The answer is that
it depends on your residency status for tax purposes. Put
simply, if you would, in the normal course of events, be liable
for UK tax, say, then you will have a withholding tax levied
on your offshore money. If you’re liable for taxation
in a non-EU, non-US country, you should still, of course,
be paying tax on your money at some stage – usually
when you repatriate it. But in that case, the withholding
tax should not apply.
I use the word
‘should’ advisedly. Advised, to be specific, by
a leading international tax expert here in the UK whom I spoke
to recently about the issue. Some mechanism, he said, should
be put in place – some sort of declaration signed by
the investor or his advisors – to determine whether
your deposits will be liable for the withholding tax or not.
So: who are you?
Where are you resident? Where should you be paying tax –
in an EU country? The answers to these questions will determine
whether you’re caught by the withholding tax.
What is notable
is how few people know what is really going to happen. As
I mentioned in the article last month, a lot depends on what
Switzerland does. Not many people are expecting the Gnomes
to dismantle their banking secrecy completely. Next month’s
edition of Investment International will carry a series of
answers by leading Guernsey industry players to the questions
asked by my letter writers.
On to other matters.
I’ve either picked a propitious or a terrible time to
look at buying property, depending on your view of property
as an investment. In the UK, repeated predictions of doom
in the housing market never quite seem to come true, despite
higher real house prices today than just prior to the last
big crash.
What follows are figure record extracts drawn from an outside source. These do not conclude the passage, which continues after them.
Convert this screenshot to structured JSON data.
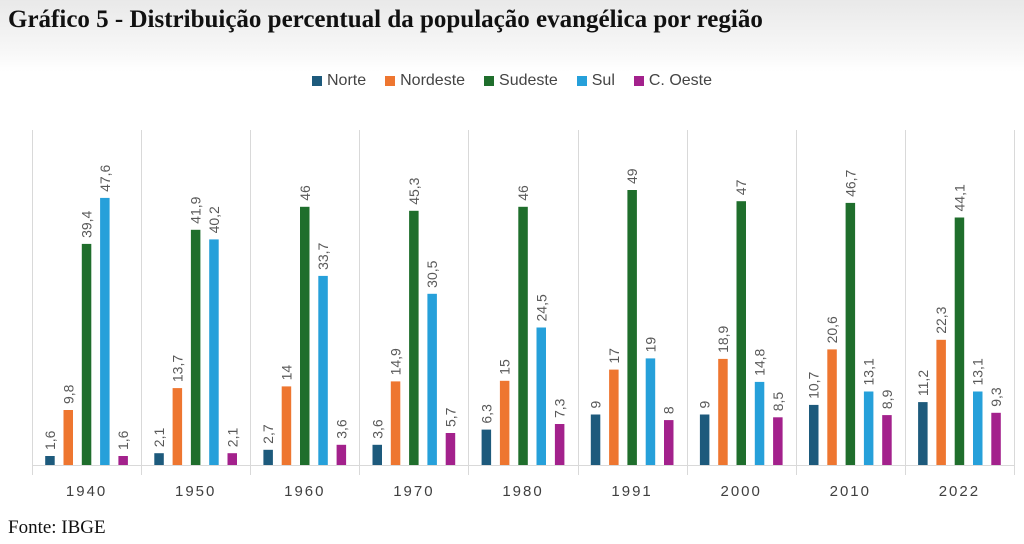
{
  "title": "Gráfico 5 - Distribuição percentual da população evangélica por região",
  "source": "Fonte: IBGE",
  "colors": {
    "Norte": "#1d5a7c",
    "Nordeste": "#ee7630",
    "Sudeste": "#1f6e2c",
    "Sul": "#26a0da",
    "C. Oeste": "#a3218c"
  },
  "chart_data": {
    "type": "bar",
    "title": "Gráfico 5 - Distribuição percentual da população evangélica por região",
    "xlabel": "",
    "ylabel": "",
    "ylim": [
      0,
      50
    ],
    "legend": "top-center",
    "grid": false,
    "categories": [
      "1940",
      "1950",
      "1960",
      "1970",
      "1980",
      "1991",
      "2000",
      "2010",
      "2022"
    ],
    "series": [
      {
        "name": "Norte",
        "values": [
          1.6,
          2.1,
          2.7,
          3.6,
          6.3,
          9,
          9,
          10.7,
          11.2
        ],
        "labels": [
          "1,6",
          "2,1",
          "2,7",
          "3,6",
          "6,3",
          "9",
          "9",
          "10,7",
          "11,2"
        ]
      },
      {
        "name": "Nordeste",
        "values": [
          9.8,
          13.7,
          14,
          14.9,
          15,
          17,
          18.9,
          20.6,
          22.3
        ],
        "labels": [
          "9,8",
          "13,7",
          "14",
          "14,9",
          "15",
          "17",
          "18,9",
          "20,6",
          "22,3"
        ]
      },
      {
        "name": "Sudeste",
        "values": [
          39.4,
          41.9,
          46,
          45.3,
          46,
          49,
          47,
          46.7,
          44.1
        ],
        "labels": [
          "39,4",
          "41,9",
          "46",
          "45,3",
          "46",
          "49",
          "47",
          "46,7",
          "44,1"
        ]
      },
      {
        "name": "Sul",
        "values": [
          47.6,
          40.2,
          33.7,
          30.5,
          24.5,
          19,
          14.8,
          13.1,
          13.1
        ],
        "labels": [
          "47,6",
          "40,2",
          "33,7",
          "30,5",
          "24,5",
          "19",
          "14,8",
          "13,1",
          "13,1"
        ]
      },
      {
        "name": "C. Oeste",
        "values": [
          1.6,
          2.1,
          3.6,
          5.7,
          7.3,
          8,
          8.5,
          8.9,
          9.3
        ],
        "labels": [
          "1,6",
          "2,1",
          "3,6",
          "5,7",
          "7,3",
          "8",
          "8,5",
          "8,9",
          "9,3"
        ]
      }
    ]
  }
}
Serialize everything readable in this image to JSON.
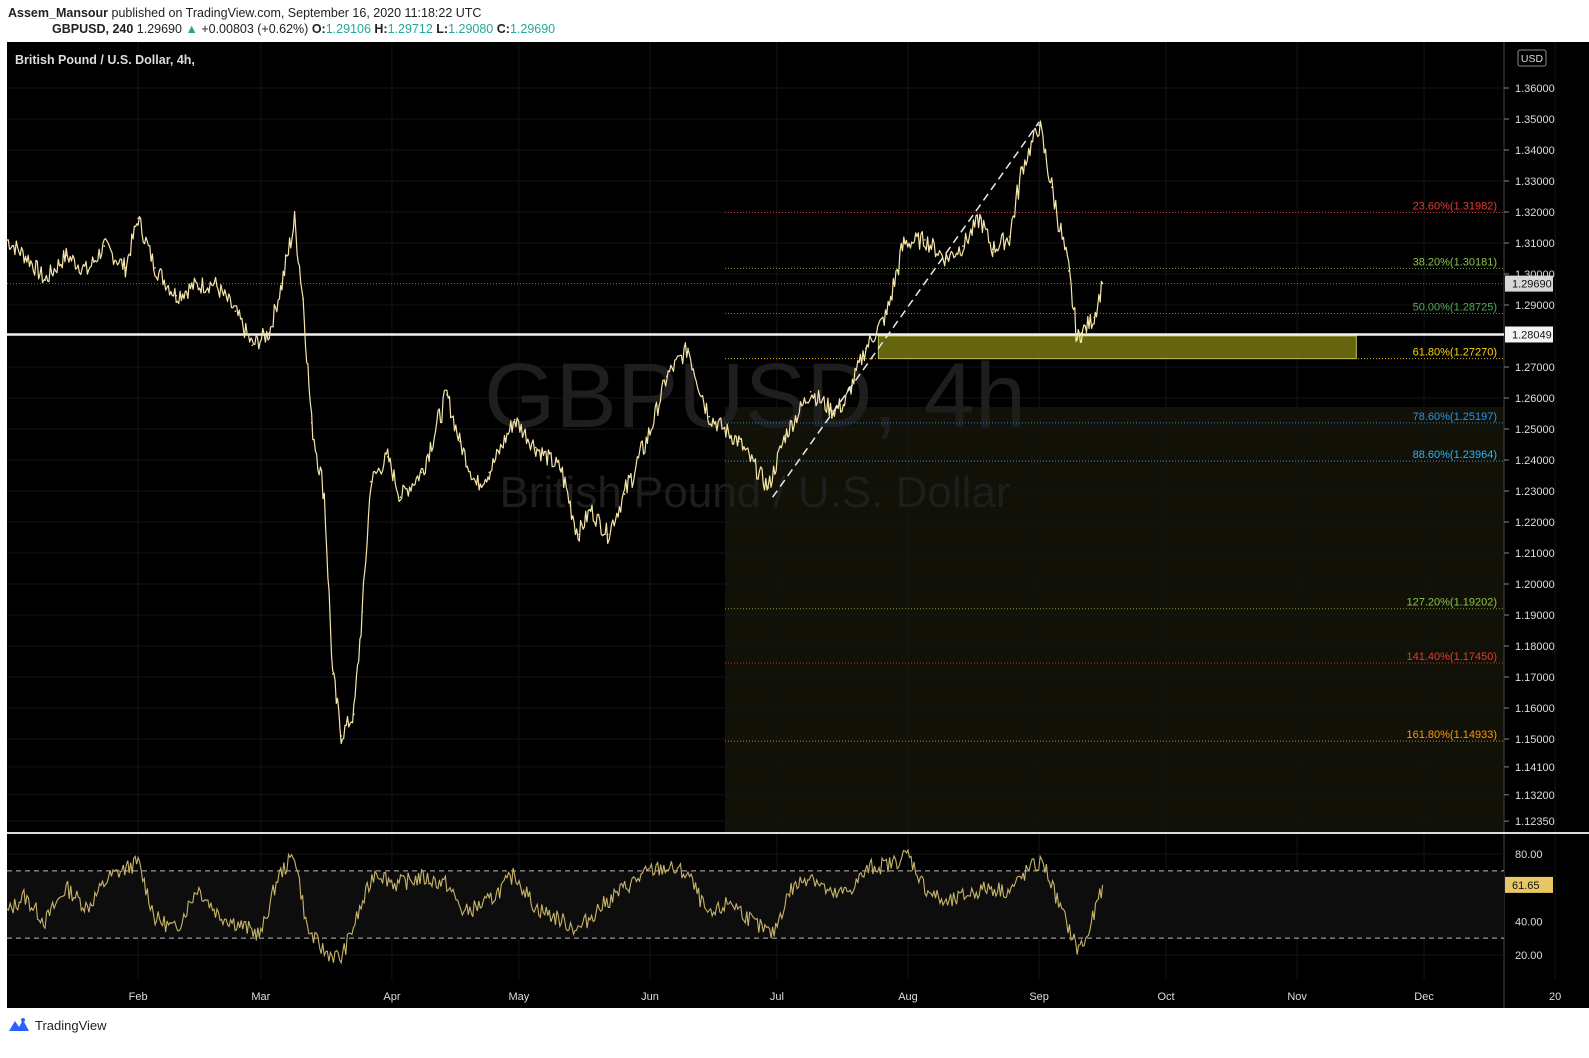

The governor of the Bank of England recently said
that house prices were too high, and some sign of slowdown
now appears to be happening.
The amount lent
by banks and building societies was lower in June than May,
and looks like it may continue in that trend. What this should
mean is better deals for buying in the UK. If you’re
looking to buy outside the UK, everything will depend on the
housing market where you are. Our property writer, Saundra
Satterlee, writes in this issue on how best to go about buying
a property back in the UK on a buy-to-let basis. (p34). On
Page 32, Tim Hyam looks at the firms which offer mortgages
specifically to expats who want to buy abroad.